After returning from the Philippines to Hawaii in November 1941, Flickinger was medical officer of the day for Pearl Harbor during the Japanese attack on 7 December 1941.

During World War II, Flickinger became a pioneer in pararescue in the China Burma India Theater, parachuting into rough terrain to aid downed flyers and then helping them hike to safety. His most famous rescue mission was widely publicized by one of the survivors of the August 1943 crash of a C-46 transport in Burma, CBS radio correspondent Eric Sevareid.

From November 1945 to December 1946, Flickinger was professor of air science and tactics at Harvard Medical School while also completing a graduate course in cardiology there.

In 1947, Flickinger was made director of research at the School of Aviation Medicine. In February 1953, he was appointed director of research for the Air Research and Development Command. On 11 October 1954, Flickinger was frocked as a brigadier general.

In August 1955, Flickinger became the first commander of the Air Force Office of Scientific Research. From January 1956 to June 1957, he served as head of the European Office of the Air Research and Development Command in Brussels.

In July 1957, Flickinger returned to Air Research and Development Command headquarters at Andrews Air Force Base where he served as director of life sciences. In May 1958, Flickinger was also made special assistant to the commander of the Air Force Ballistic Missile Division for bioastronautics. In November 1958, he became assistant to the commander of the Air Research and Development Command for bioastronautics. Flickinger retired on 1 August 1961 and was awarded the Distinguished Service Medal.

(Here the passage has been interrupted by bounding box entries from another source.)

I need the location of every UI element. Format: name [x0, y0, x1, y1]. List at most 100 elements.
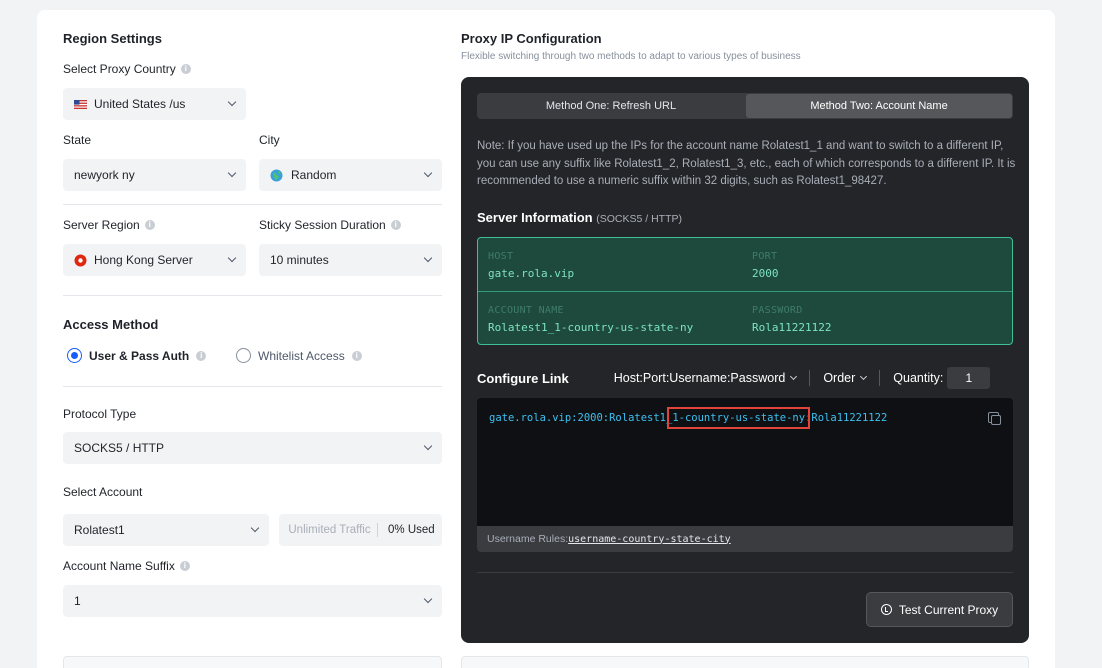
format-select[interactable]: Host:Port:Username:Password — [613, 371, 798, 385]
divider — [63, 295, 442, 296]
region-settings-title: Region Settings — [63, 31, 162, 46]
server-region-value: Hong Kong Server — [94, 253, 193, 267]
username-rules-value: username-country-state-city — [568, 533, 731, 545]
link-highlight: 1-country-us-state-ny — [667, 407, 811, 429]
account-label: Select Account — [63, 485, 143, 499]
main-card: Region Settings Select Proxy Country i U… — [37, 10, 1055, 668]
sticky-session-select[interactable]: 10 minutes — [259, 244, 442, 276]
server-info-title: Server Information (SOCKS5 / HTTP) — [477, 210, 682, 225]
info-icon[interactable]: i — [390, 220, 401, 230]
test-proxy-button[interactable]: Test Current Proxy — [866, 592, 1013, 627]
port-key: PORT — [752, 251, 778, 262]
proxy-dark-panel: Method One: Refresh URL Method Two: Acco… — [461, 77, 1029, 643]
port-value[interactable]: 2000 — [752, 267, 779, 280]
link-prefix: gate.rola.vip:2000:Rolatest1_ — [489, 412, 673, 424]
order-label: Order — [823, 371, 856, 385]
radio-user-pass-label: User & Pass Auth — [89, 348, 190, 363]
chevron-down-icon — [423, 168, 433, 178]
radio-user-pass[interactable]: User & Pass Auth i — [67, 348, 207, 363]
state-value: newyork ny — [74, 168, 135, 182]
password-key: PASSWORD — [752, 305, 803, 316]
chevron-down-icon — [227, 253, 237, 263]
quantity-input[interactable]: 1 — [947, 367, 991, 389]
quantity-label: Quantity: — [893, 371, 944, 385]
proxy-config-subtitle: Flexible switching through two methods t… — [461, 51, 801, 62]
link-suffix: :Rola11221122 — [805, 412, 888, 424]
server-info-box: HOST gate.rola.vip PORT 2000 ACCOUNT NAM… — [477, 237, 1013, 345]
server-region-label-text: Server Region — [63, 218, 140, 232]
chevron-down-icon — [250, 523, 260, 533]
traffic-label: Unlimited Traffic — [288, 524, 371, 536]
radio-whitelist[interactable]: Whitelist Access i — [236, 348, 362, 363]
state-select[interactable]: newyork ny — [63, 159, 246, 191]
server-info-title-text: Server Information — [477, 210, 593, 225]
timer-icon — [880, 604, 892, 615]
format-value: Host:Port:Username:Password — [613, 371, 786, 385]
chevron-down-icon — [227, 97, 237, 107]
protocol-select[interactable]: SOCKS5 / HTTP — [63, 432, 442, 464]
suffix-label-text: Account Name Suffix — [63, 559, 175, 573]
radio-whitelist-label: Whitelist Access — [258, 348, 345, 363]
country-label-text: Select Proxy Country — [63, 62, 176, 76]
server-region-select[interactable]: Hong Kong Server — [63, 244, 246, 276]
radio-unselected-icon[interactable] — [236, 348, 251, 363]
bottom-panel-right — [461, 656, 1029, 668]
info-icon[interactable]: i — [144, 220, 155, 230]
hong-kong-flag-icon — [74, 254, 87, 266]
configure-link-row: Configure Link Host:Port:Username:Passwo… — [477, 366, 1013, 390]
protocol-label: Protocol Type — [63, 407, 137, 421]
link-output-text[interactable]: gate.rola.vip:2000:Rolatest1_1-country-u… — [489, 407, 888, 429]
tab-account-name[interactable]: Method Two: Account Name — [746, 94, 1012, 118]
account-name-key: ACCOUNT NAME — [488, 305, 564, 316]
country-label: Select Proxy Country i — [63, 62, 191, 76]
chevron-down-icon — [860, 372, 868, 381]
info-icon[interactable]: i — [180, 64, 191, 74]
us-flag-icon — [74, 99, 87, 109]
country-select[interactable]: United States /us — [63, 88, 246, 120]
account-value: Rolatest1 — [74, 523, 125, 537]
traffic-used: 0% Used — [388, 524, 435, 536]
configure-link-title: Configure Link — [477, 370, 569, 386]
proxy-config-title: Proxy IP Configuration — [461, 31, 602, 46]
info-icon[interactable]: i — [196, 350, 207, 361]
access-method-title: Access Method — [63, 317, 159, 332]
city-label: City — [259, 133, 280, 147]
server-box-divider — [478, 291, 1012, 292]
sticky-session-label: Sticky Session Duration i — [259, 218, 401, 232]
username-rules-bar: Username Rules: username-country-state-c… — [477, 526, 1013, 552]
method-tabs: Method One: Refresh URL Method Two: Acco… — [477, 93, 1013, 119]
globe-icon — [270, 169, 283, 181]
chevron-down-icon — [423, 253, 433, 263]
host-key: HOST — [488, 251, 514, 262]
suffix-label: Account Name Suffix i — [63, 559, 190, 573]
divider — [63, 204, 442, 205]
account-name-value[interactable]: Rolatest1_1-country-us-state-ny — [488, 321, 693, 334]
sticky-session-label-text: Sticky Session Duration — [259, 218, 386, 232]
city-select[interactable]: Random — [259, 159, 442, 191]
suffix-value: 1 — [74, 594, 81, 608]
server-info-subtitle: (SOCKS5 / HTTP) — [596, 213, 682, 225]
chevron-down-icon — [423, 441, 433, 451]
username-rules-label: Username Rules: — [487, 533, 569, 545]
sticky-session-value: 10 minutes — [270, 253, 329, 267]
info-icon[interactable]: i — [351, 350, 362, 361]
info-icon[interactable]: i — [179, 561, 190, 571]
radio-selected-icon[interactable] — [67, 348, 82, 363]
city-value: Random — [291, 168, 337, 182]
protocol-value: SOCKS5 / HTTP — [74, 441, 165, 455]
country-value: United States /us — [94, 97, 186, 111]
server-region-label: Server Region i — [63, 218, 155, 232]
separator — [879, 370, 881, 386]
password-value[interactable]: Rola11221122 — [752, 321, 831, 334]
traffic-badge: Unlimited Traffic 0% Used — [279, 514, 442, 546]
account-select[interactable]: Rolatest1 — [63, 514, 269, 546]
suffix-select[interactable]: 1 — [63, 585, 442, 617]
tab-refresh-url[interactable]: Method One: Refresh URL — [478, 94, 744, 118]
chevron-down-icon — [227, 168, 237, 178]
copy-icon[interactable] — [988, 412, 1001, 425]
chevron-down-icon — [423, 594, 433, 604]
test-proxy-button-label: Test Current Proxy — [898, 602, 999, 617]
state-label: State — [63, 133, 92, 147]
order-select[interactable]: Order — [823, 371, 868, 385]
host-value[interactable]: gate.rola.vip — [488, 267, 574, 280]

On 1 October 1958, Dr. W. Randolph Lovelace II was appointed chairman of the NASA Special Committee on Life Sciences and Brig. Gen. Flickinger was appointed vice chairman. The committee provided guidance on the medical testing requirements for potential Project Mercury astronauts. Flickinger also provided guidance on the selection of Project Gemini astronauts. In the early 1960s, Lovelace and Flickinger also supervised the physical testing of female pilots as potential astronauts. Some of these women were later referred to as the Mercury 13.

Flickinger died on 23 February 1997 at Georgetown University Hospital. His name was incorrectly reported as "Donald" in some subsequent obituaries. Flickinger was interred at Mount Tamalpais Cemetery in San Rafael, California along with his third wife Marilyn Kelso Flickinger. He had a son, daughter and two grandsons from his two previous marriages, which had both ended in divorce.